Película áspera, reiterativa y opaca, que puede llegar a exasperar pero termina constituyéndose en un ejemplo de coherencia artística con el biografiado
Cuando terminaba Che: El Argentino, dejábamos al combatiente por las libertades y la igualdad social Ernesto Guevara (1928-1967) en puertas de que triunfase la causa más sonada a la que estuvo adscrito, la revolución cubana. En nuestra crítica del film, os contábamos que el guionista Peter Buchman y el director Steven Soderbergh habían perfilado en aquella primera mitad del díptico sobre Guevara, basado en sus propios escritos, un retrato abstraído y elusivo del personaje a fuerza de evitar la continuidad narrativa y los aspectos más tópicamente mitificados de su figura. Nos hallábamos ante un reseteo del Che que nos obligaba a atender, siguiendo la mirada respetuosa de Soderbergh, al individuo concreto que iba forjando día a día una existencia conforme a los ideales que propugnaba. A la victoria por el ejemplo.
Che: Guerrilla, la mitad última de un conjunto que aventuramos será más reconocido en el futuro de que lo que está sucediendo con motivo de su estreno, insiste en esa veta contemplativa e incluso la refuerza. Con una pobreza de medios evidente, con su renuncia al formato panorámico y su fijación exclusiva al agreste paisaje de Bolivia donde tuvo lugar la postrera y desastrosa campaña del Che (de nuevo un magnífico Benicio del Toro), Guerrilla no brinda ni un solo asidero emocional.

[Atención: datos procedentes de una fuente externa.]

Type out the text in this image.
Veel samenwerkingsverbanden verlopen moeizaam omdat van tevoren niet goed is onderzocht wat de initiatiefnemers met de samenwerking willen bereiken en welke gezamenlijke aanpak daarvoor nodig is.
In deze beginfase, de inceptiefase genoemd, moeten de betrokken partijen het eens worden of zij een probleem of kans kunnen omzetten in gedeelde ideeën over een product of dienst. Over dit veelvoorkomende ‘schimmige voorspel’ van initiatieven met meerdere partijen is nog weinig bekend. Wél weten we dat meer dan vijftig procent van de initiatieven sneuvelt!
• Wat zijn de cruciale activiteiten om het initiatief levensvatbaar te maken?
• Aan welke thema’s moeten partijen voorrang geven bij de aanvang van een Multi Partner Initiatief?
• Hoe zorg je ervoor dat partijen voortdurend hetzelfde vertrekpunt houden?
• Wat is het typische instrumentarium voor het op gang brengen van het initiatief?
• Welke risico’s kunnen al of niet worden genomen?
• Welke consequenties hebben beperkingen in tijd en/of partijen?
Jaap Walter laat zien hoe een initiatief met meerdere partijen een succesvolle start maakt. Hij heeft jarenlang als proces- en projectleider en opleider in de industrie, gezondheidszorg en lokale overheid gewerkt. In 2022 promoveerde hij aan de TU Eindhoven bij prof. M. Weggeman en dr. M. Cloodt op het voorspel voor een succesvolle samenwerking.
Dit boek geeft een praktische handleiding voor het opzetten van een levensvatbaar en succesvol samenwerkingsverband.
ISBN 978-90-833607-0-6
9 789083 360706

Se trata de una película áspera, reiterativa y opaca, que arranca con una nueva personalidad para Guevara —motivada por su entrada de incógnito en la Bolivia del dictador René Barrientos— y concluye con su ejecución en una choza. Ni rastro de épicas que promuevan identificaciones consoladoras ni de discursos complacientes. Salvo uno, que viene a prestar sin embargo todo su sentido a la monótona sucesión de marchas, acampadas, escaramuzas, emboscadas y tiroteos que conforman los muchos minutos de metraje. Descansando junto a una fogata, Guevara reflexiona en voz alta sobre la condición de revolucionario: “Se trata del estadio más alto de la evolución humana”. Y aunque puedan sonar ilusas, sus palabras transmiten una extraña convicción gracias a la austeridad con que se retrata su voluntad de hierro, más perdurable que el acabamiento de sus fuerzas y la derrota momentánea de sus creencias. Las imágenes de Che: Guerrilla terminan por adquirir así cualidades ascéticas en las que se perciben los ecos distantes de Werner Herzog o, como ha señalado Roberto Morato, Terrence Malick.
En esa sensibilidad telúrica, apegada al instante y la tierra, refractaria a cualesquiera retóricas y mistificaciones demagógicas tan caras a aquellos que buscan manipular al espectador, reside la fuerza de Che: Guerrilla. Aunque el precio a pagar, su árida concreción formal, llegue a exasperar. ¿Quién ha dicho que hacer la revolución sea divertido?